‘Unless her husband is killed by then,’ said Captain Marsworth, quietly. ‘His regiment is close to Loos. He’ll be in the thick of it directly.’
‘Oh no,’ said Cicely, twisting the ends of her veil lightly between a finger and thumb. ’Just a “cushy” wound, that’ll bring him home on a three months’ leave, and give her the bore of nursing him.’
‘Cicely, you are a hard-hearted wretch!’ said her brother, angrily. ’I think Marsworth and I will go and stroll till the motor is ready.’
The two men disappeared, and Cicely let herself drop into an arm-chair. Her eyes, as far as could be seen through her veil, were blazing; the redness in her cheeks had improved upon the rouge with which they were already touched; and the gesture with which she pulled on her gloves was one of excitement.
‘Cicely dear—what is the matter with you?’ said Miss Martin in distress. She was fond of Cicely, in spite of that young lady’s extravagances of dress and manner, and she divined something gone wrong.
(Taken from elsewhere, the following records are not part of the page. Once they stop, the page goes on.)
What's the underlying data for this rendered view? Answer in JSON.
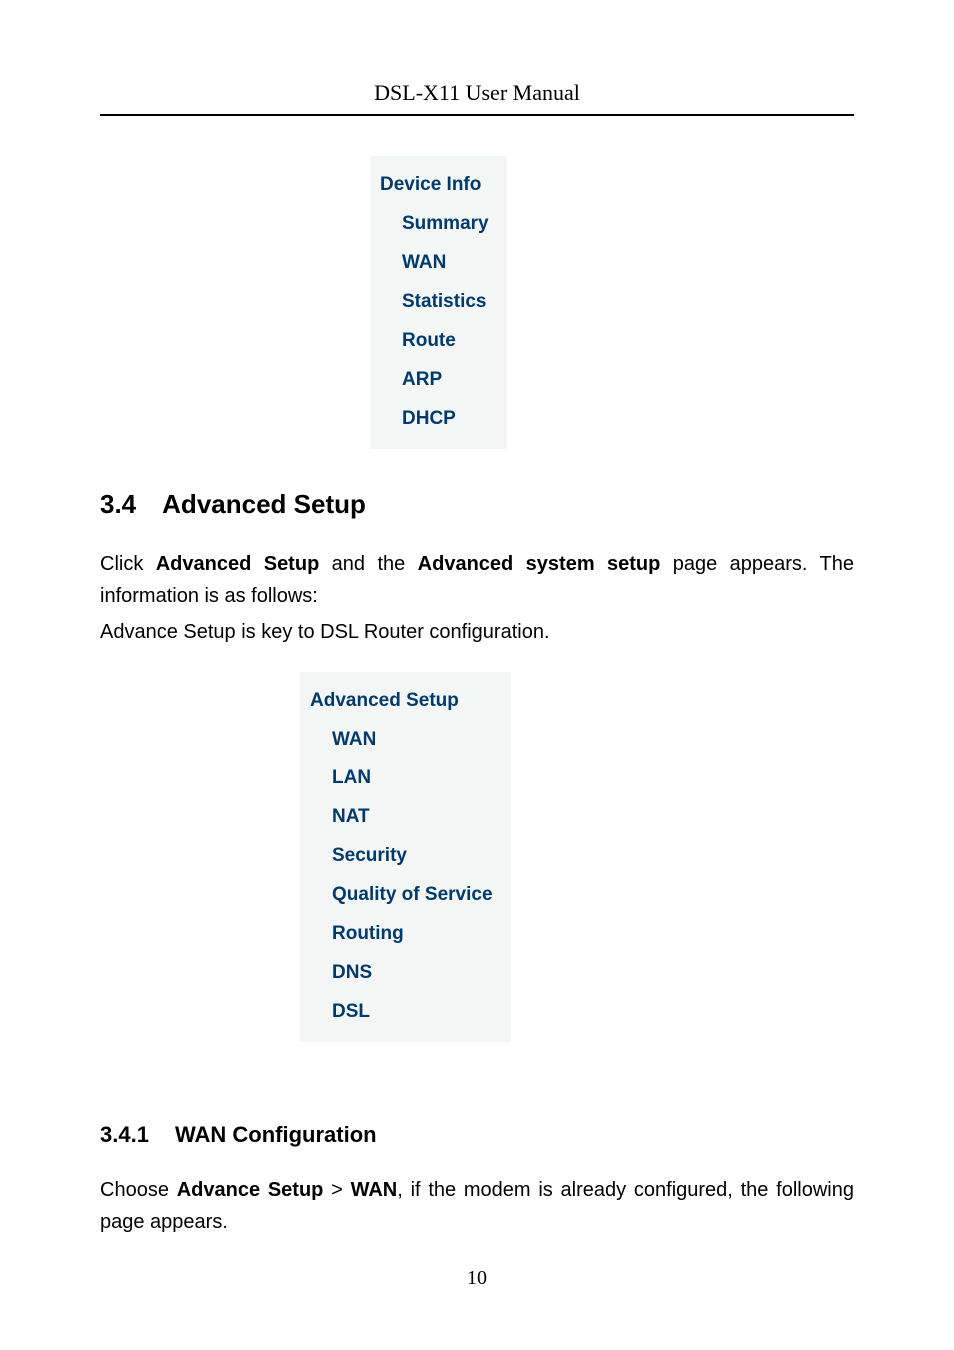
{
  "header": {
    "title": "DSL-X11 User Manual"
  },
  "deviceInfoMenu": {
    "title": "Device Info",
    "items": [
      "Summary",
      "WAN",
      "Statistics",
      "Route",
      "ARP",
      "DHCP"
    ]
  },
  "section34": {
    "number": "3.4",
    "title": "Advanced Setup",
    "para1": {
      "prefix": "Click ",
      "bold1": "Advanced Setup",
      "mid1": " and the ",
      "bold2": "Advanced system setup",
      "suffix": " page appears. The information is as follows:"
    },
    "para2": "Advance Setup is key to DSL Router configuration."
  },
  "advancedSetupMenu": {
    "title": "Advanced Setup",
    "items": [
      "WAN",
      "LAN",
      "NAT",
      "Security",
      "Quality of Service",
      "Routing",
      "DNS",
      "DSL"
    ]
  },
  "section341": {
    "number": "3.4.1",
    "title": "WAN Configuration",
    "para": {
      "prefix": "Choose ",
      "bold1": "Advance Setup",
      "mid1": " > ",
      "bold2": "WAN",
      "suffix": ", if the modem is already configured, the following page appears."
    }
  },
  "pageNumber": "10"
}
’Nothing is the matter—nothing at all. It is only necessary, sometimes, to shock people,’ said Cicely, calming down. She threw her head back against the chair and closed her eyes, while her lips still smiled triumphantly.
‘Were you trying to shock Captain Marsworth?’
‘It’s so easy—it’s hardly worth doing,’ said Cicely, sleepily. Then after a pause—’Ah, isn’t that the motor?’
* * * * *
Meanwhile the little hired motor from Ambleside had dropped the Sarratts on the Easedale road, and carried Bridget away in an opposite direction, to the silent but great relief of the newly-married pair. And soon the husband and wife had passed the last farm in the valley, and were walking up a rough climbing path towards Sour Milk Ghyll, and Easedale Tarn. The stream was full, and its many channels ran white and foaming down the steep rock face, where it makes its chief leap to the valley. The summer weather held, and every tree and fell-side stood bathed in a warm haze, suffused with the declining light. All round, encircling fells in a purple shadow; to the north and east, great slopes appearing—Helvellyn, Grisedale, Fairfield. They walked hand in hand where the path admitted—almost silent—passionately conscious of each other—and of the beauty round them. Sometimes they stopped to gather a flower, or notice a bird; and then there would be a few words, with a meaning only for themselves. And when they reached the tarn,—a magical shadowed mirror of brown and purple water,—they sat for long beside it, while the evening faded, and a breathless quiet came across the hills, stilling all their voices, even, one might have fancied, the voice of the hurrying stream itself. At the back of Nelly’s mind there was always the same inexorable counting of the hours; and in his a profound and sometimes remorseful pity for this gentle creature who had given herself to him, together with an immense gratitude.